La mayoría de la gente --y aquí incluyo a muchos notables del diseño tipográfico y editorial-- cree que, en la medida en que mejoramos nuestras habilidades lectoras, dejamos de reconocer las letras como signos individuales y comenzamos a leer sílaba por sílaba. Conforme acumulamos habilidades, dejamos atrás las sílabas para reconocer las palabras completas y, luego, en el colmo de la destreza, llegamos a identificar frases familiares en un simple golpe de vista.
Hasta hace poco, esta era también la teoría de los especialistas en el campo de las neurociencias. Sin embargo, las investigaciones han llevado a desechar este modelo del reconocimiento de grupos por uno de identificación de rasgos. En resumidas cuentas, la teoría más aceptada dice que ni siquiera leemos letra por letra, sino que alcanzamos apenas a reconocer los rasgos --las astas-- como si fueran piezas individuales. En un nivel aún más alto, asociamos unas astas con otras para formar las letras, y, más adelante, son ciertas asociaciones de letras, las que invocan a las palabras que tenemos almacenadas en el lexicón de la memoria.
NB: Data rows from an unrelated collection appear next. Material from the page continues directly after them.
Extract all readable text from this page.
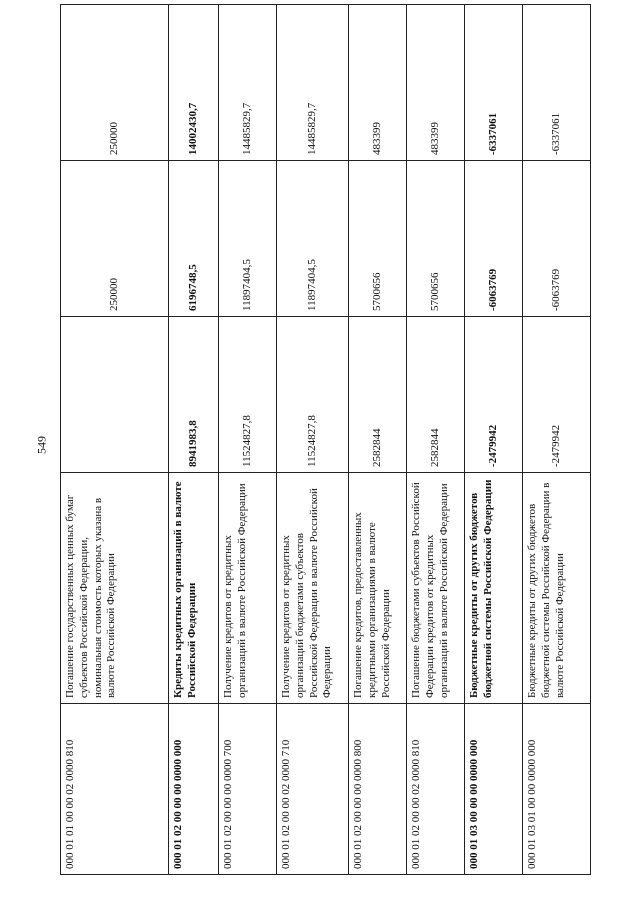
549
000 01 01 00 00 02 0000 810	Погашение государственных ценных бумаг субъектов Российской Федерации, номинальная стоимость которых указана в валюте Российской Федерации		250000	250000
000 01 02 00 00 00 0000 000	Кредиты кредитных организаций в валюте Российской Федерации	8941983,8	6196748,5	14002430,7
000 01 02 00 00 00 0000 700	Получение кредитов от кредитных организаций в валюте Российской Федерации	11524827,8	11897404,5	14485829,7
000 01 02 00 00 02 0000 710	Получение кредитов от кредитных организаций бюджетами субъектов Российской Федерации в валюте Российской Федерации	11524827,8	11897404,5	14485829,7
000 01 02 00 00 00 0000 800	Погашение кредитов, предоставленных кредитными организациями в валюте Российской Федерации	2582844	5700656	483399
000 01 02 00 00 02 0000 810	Погашение бюджетами субъектов Российской Федерации кредитов от кредитных организаций в валюте Российской Федерации	2582844	5700656	483399
000 01 03 00 00 00 0000 000	Бюджетные кредиты от других бюджетов бюджетной системы Российской Федерации	-2479942	-6063769	-6337061
000 01 03 01 00 00 0000 000	Бюджетные кредиты от других бюджетов бюджетной системы Российской Федерации в валюте Российской Федерации	-2479942	-6063769	-6337061
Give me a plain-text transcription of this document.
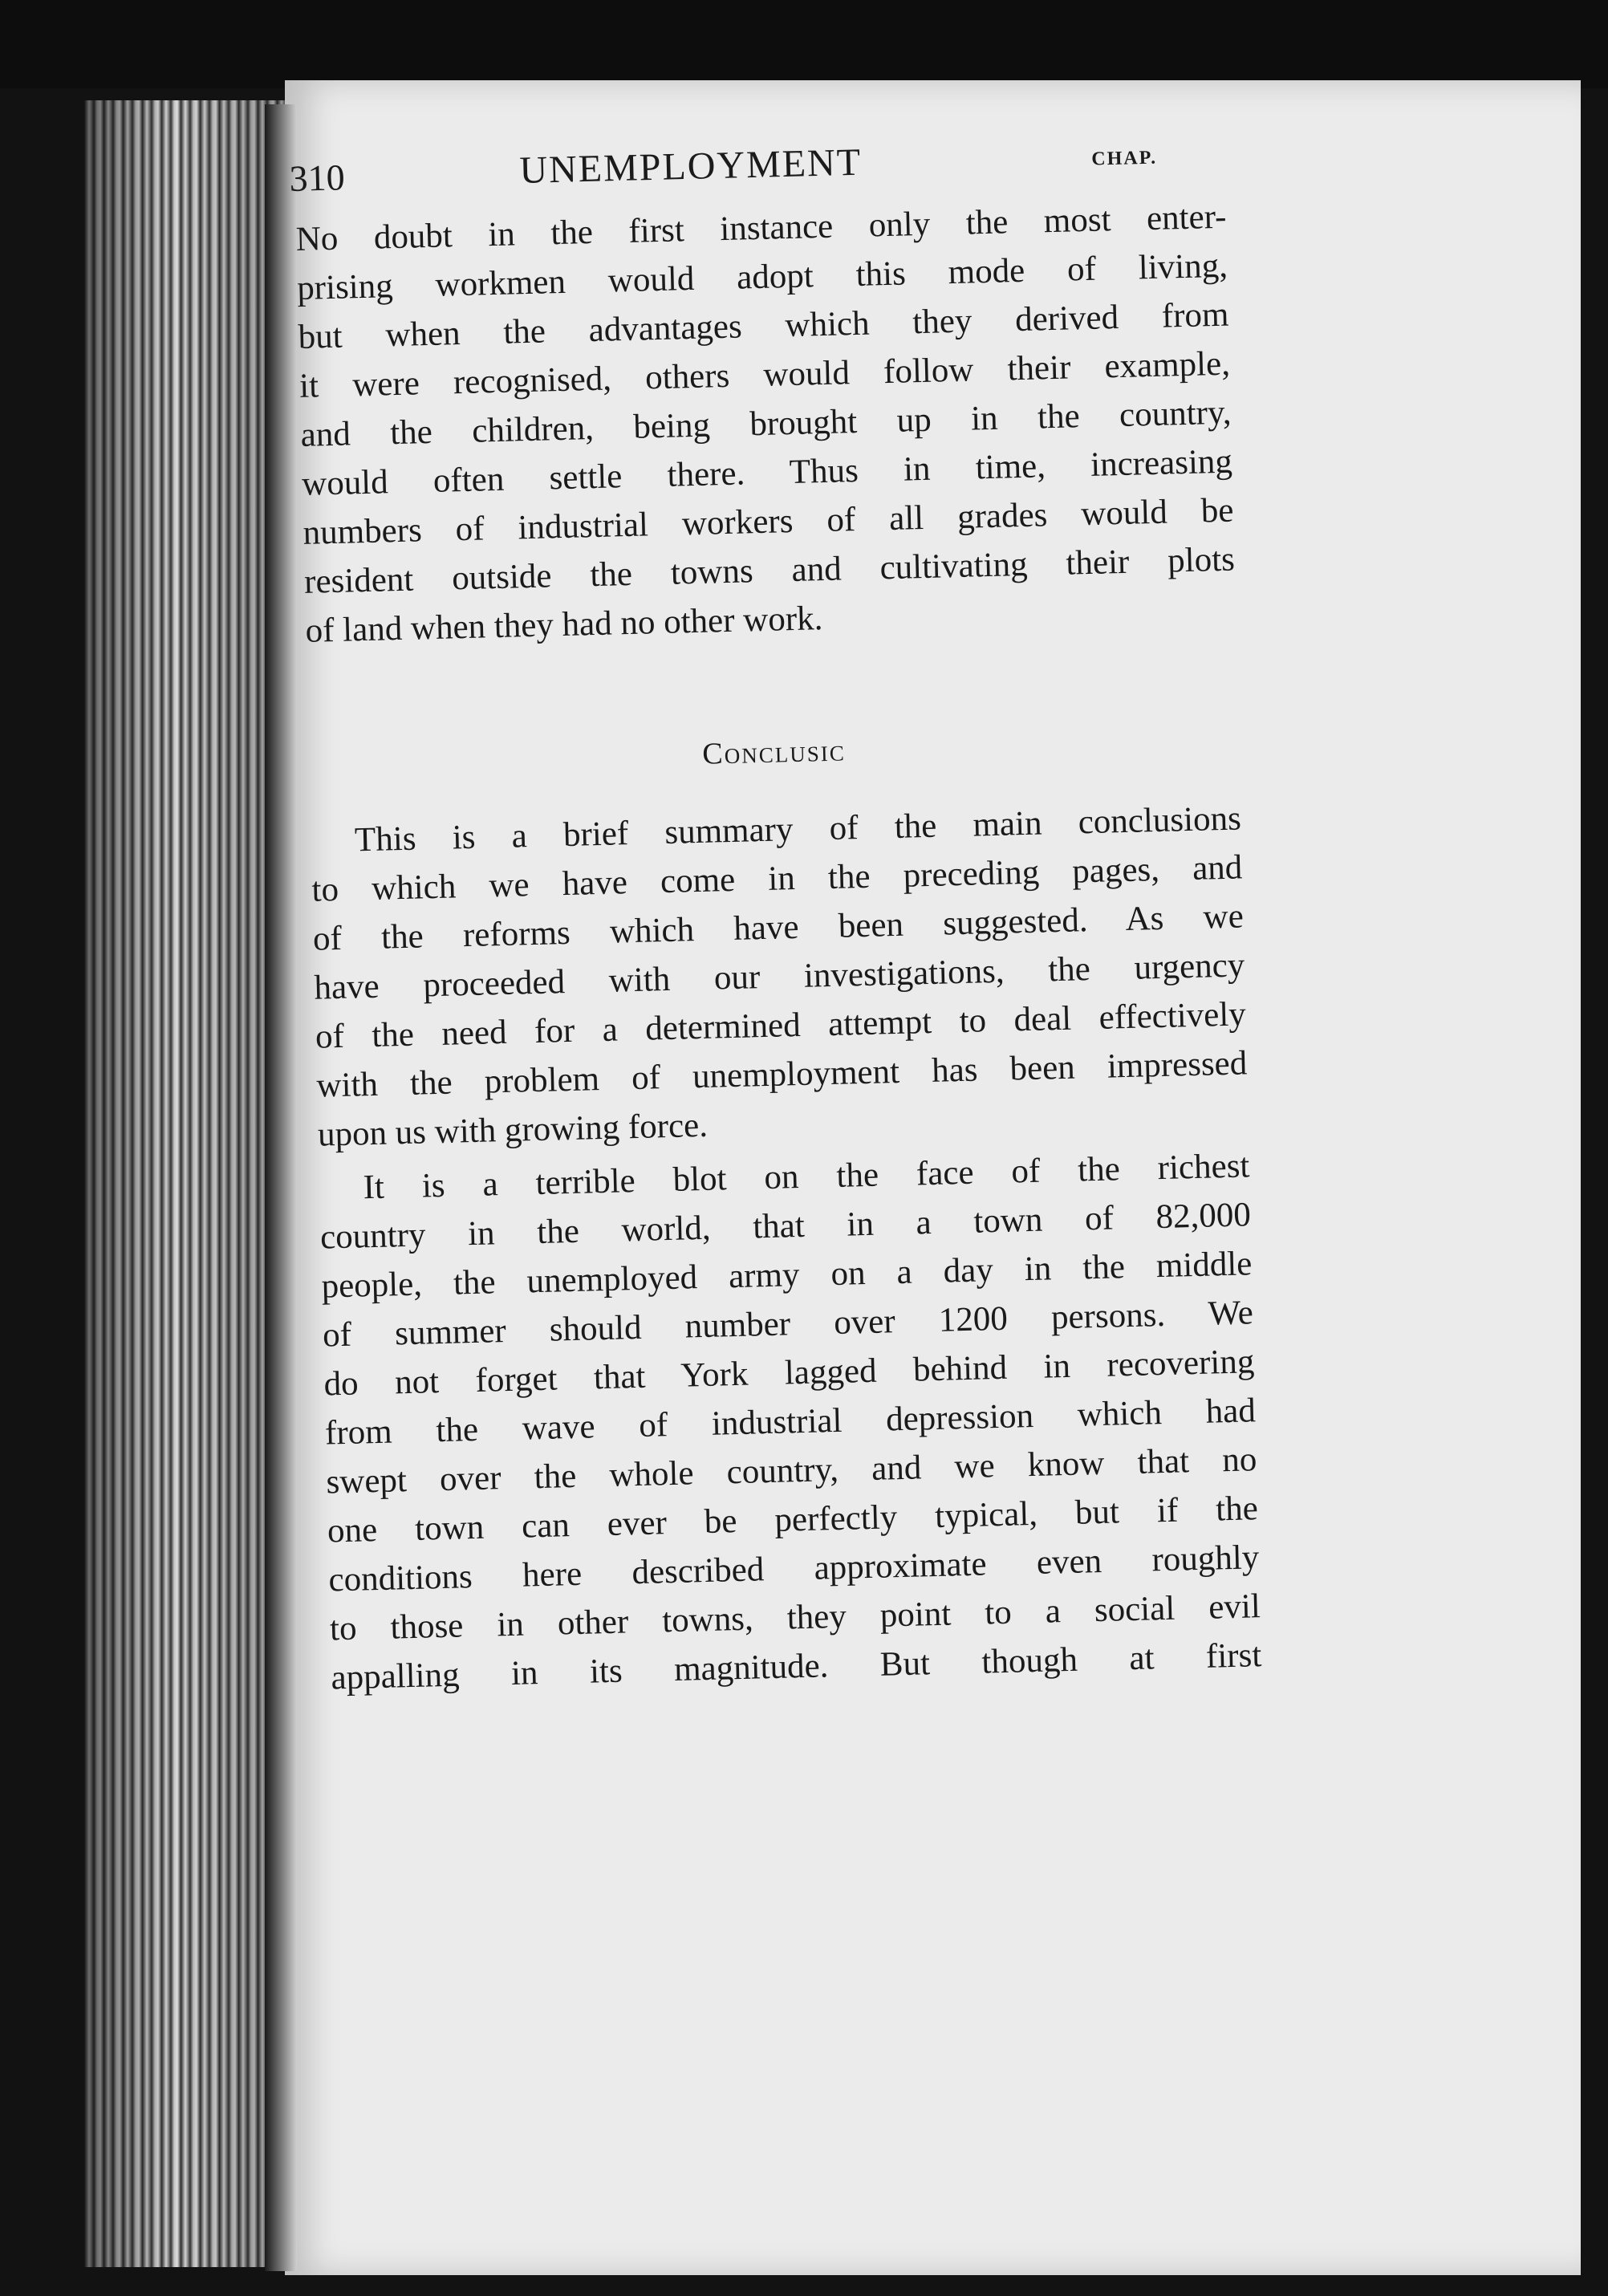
310	UNEMPLOYMENT	CHAP.

No doubt in the first instance only the most enter-
prising workmen would adopt this mode of living,
but when the advantages which they derived from
it were recognised, others would follow their example,
and the children, being brought up in the country,
would often settle there. Thus in time, increasing
numbers of industrial workers of all grades would be
resident outside the towns and cultivating their plots
of land when they had no other work.

Conclusic

This is a brief summary of the main conclusions
to which we have come in the preceding pages, and
of the reforms which have been suggested. As we
have proceeded with our investigations, the urgency
of the need for a determined attempt to deal effectively
with the problem of unemployment has been impressed
upon us with growing force.

It is a terrible blot on the face of the richest
country in the world, that in a town of 82,000
people, the unemployed army on a day in the middle
of summer should number over 1200 persons. We
do not forget that York lagged behind in recovering
from the wave of industrial depression which had
swept over the whole country, and we know that no
one town can ever be perfectly typical, but if the
conditions here described approximate even roughly
to those in other towns, they point to a social evil
appalling in its magnitude. But though at first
El acto de distinguir los rasgos constitutivos de cada signo debe de ser tremendamente efectivo, puesto que tenemos muy poco tiempo para escanear el punto donde los ojos se fijan. Ese tiempo cortísimo suele durar entre un cuarto y un tercio de segundo, y, no obstante tiene que ser suficiente para que identifiquemos los rasgos de unas cinco letras, así como para calcular en qué punto del texto debemos hacer la siguiente fijación.
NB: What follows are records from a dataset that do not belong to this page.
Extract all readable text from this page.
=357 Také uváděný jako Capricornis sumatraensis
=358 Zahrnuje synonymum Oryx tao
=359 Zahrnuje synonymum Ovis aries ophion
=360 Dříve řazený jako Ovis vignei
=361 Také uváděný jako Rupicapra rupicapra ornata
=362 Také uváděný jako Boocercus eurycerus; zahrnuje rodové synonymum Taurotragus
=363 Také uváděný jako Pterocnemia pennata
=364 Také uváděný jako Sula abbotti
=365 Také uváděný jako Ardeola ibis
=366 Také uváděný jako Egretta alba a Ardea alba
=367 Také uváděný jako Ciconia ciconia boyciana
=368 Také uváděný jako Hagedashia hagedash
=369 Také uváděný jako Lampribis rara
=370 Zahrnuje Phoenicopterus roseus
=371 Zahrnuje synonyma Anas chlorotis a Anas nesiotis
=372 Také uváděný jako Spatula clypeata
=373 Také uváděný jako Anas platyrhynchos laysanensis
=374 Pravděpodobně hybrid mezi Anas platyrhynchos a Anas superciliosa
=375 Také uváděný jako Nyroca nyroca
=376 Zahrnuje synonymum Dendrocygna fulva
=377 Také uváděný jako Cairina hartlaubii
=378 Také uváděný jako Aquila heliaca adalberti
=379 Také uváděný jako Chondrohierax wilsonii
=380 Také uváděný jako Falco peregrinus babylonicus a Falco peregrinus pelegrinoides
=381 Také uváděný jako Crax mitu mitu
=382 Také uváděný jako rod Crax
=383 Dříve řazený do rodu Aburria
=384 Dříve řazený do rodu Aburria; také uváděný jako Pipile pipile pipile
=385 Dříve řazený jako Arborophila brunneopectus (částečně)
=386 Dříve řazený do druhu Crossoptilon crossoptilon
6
Los ojos, durante la lecturas, actúan al máximo de su capacidad. Por lo tanto, cualquier error, distorsión o falla en el texto pueden estropear el acto de leer. Así que, si deseamos dar al lector un texto que pueda disfrutar relajadamente y descifrar con precisión, debemos usar un tipo de letra sumamente convencional. Sí, este puede ser el consejo más aburrido y desalentador, sobre todo cuando en el mercado hay miles y miles de tipos fascinantes.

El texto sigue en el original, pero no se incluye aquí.